If the rising cost of imported raw materials increases the burden on manufacturers, price hikes are an inevitable step. In fact, in a survey conducted earlier this month targeting CEOs of 22 major companies in the distribution industry about the economic outlook for 2025, 10 CEOs responded that "prices may be raised next year." They explained that while they are enduring as much as possible to ease the burden on consumers, if the high exchange rate goes beyond the current level, there is no effective alternative but to raise prices.

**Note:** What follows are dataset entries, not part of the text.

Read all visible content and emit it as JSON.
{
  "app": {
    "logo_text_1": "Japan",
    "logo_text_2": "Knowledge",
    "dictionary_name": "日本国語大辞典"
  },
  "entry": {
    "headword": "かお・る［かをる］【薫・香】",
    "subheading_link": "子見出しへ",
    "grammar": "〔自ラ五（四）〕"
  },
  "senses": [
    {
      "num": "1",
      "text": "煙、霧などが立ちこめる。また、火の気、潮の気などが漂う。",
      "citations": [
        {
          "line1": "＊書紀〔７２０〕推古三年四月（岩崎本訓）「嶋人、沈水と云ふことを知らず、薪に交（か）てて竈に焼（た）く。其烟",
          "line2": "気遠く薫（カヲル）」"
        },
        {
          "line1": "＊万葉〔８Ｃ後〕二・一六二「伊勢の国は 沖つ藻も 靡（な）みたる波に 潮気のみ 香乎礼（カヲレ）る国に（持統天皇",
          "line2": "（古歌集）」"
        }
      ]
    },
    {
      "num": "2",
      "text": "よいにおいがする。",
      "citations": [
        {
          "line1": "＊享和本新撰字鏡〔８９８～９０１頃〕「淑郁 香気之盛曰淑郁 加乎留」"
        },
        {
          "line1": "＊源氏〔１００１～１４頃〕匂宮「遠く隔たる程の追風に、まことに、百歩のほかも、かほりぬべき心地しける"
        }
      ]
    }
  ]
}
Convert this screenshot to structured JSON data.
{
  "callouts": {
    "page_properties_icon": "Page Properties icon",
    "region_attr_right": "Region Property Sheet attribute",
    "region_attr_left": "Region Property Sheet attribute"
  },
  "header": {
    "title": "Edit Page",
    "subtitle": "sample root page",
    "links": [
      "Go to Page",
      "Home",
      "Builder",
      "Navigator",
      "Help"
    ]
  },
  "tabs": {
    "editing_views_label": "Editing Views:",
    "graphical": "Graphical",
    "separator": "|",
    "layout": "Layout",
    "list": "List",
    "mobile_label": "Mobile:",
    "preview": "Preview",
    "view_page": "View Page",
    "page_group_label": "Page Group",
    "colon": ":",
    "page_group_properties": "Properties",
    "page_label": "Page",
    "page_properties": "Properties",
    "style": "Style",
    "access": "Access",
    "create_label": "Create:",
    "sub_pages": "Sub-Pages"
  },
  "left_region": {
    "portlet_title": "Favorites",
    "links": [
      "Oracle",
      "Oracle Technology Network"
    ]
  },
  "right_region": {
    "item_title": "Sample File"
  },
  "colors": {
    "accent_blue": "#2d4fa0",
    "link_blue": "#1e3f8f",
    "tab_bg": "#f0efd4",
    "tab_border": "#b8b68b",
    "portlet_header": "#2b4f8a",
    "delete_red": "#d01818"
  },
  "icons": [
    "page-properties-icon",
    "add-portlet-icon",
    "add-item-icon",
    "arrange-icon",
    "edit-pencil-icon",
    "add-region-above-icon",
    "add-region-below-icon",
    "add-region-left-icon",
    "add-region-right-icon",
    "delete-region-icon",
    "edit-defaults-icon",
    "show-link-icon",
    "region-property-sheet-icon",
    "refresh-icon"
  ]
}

On the other hand, some food companies benefit from the high exchange rate. These are companies with a higher proportion of overseas business than domestic sales. Samyang Foods, which has created a 'Buldak Bokkeum Myun' (Hot Chicken Flavor Ramen) phenomenon in overseas markets such as the United States and Southeast Asia, is a representative example. As of the third quarter of this year, Samyang Foods' overseas sales amounted to 340.9 billion won, accounting for nearly 80% of total sales (439 billion won). In particular, Samyang Foods' overseas sales have been on a steep rise, increasing by 42.2% compared to the same period last year. Earlier this year, Samyang Foods stated in its business report that if the won-dollar exchange rate rises by 10%, net profit after tax is expected to increase by 6.1 billion won.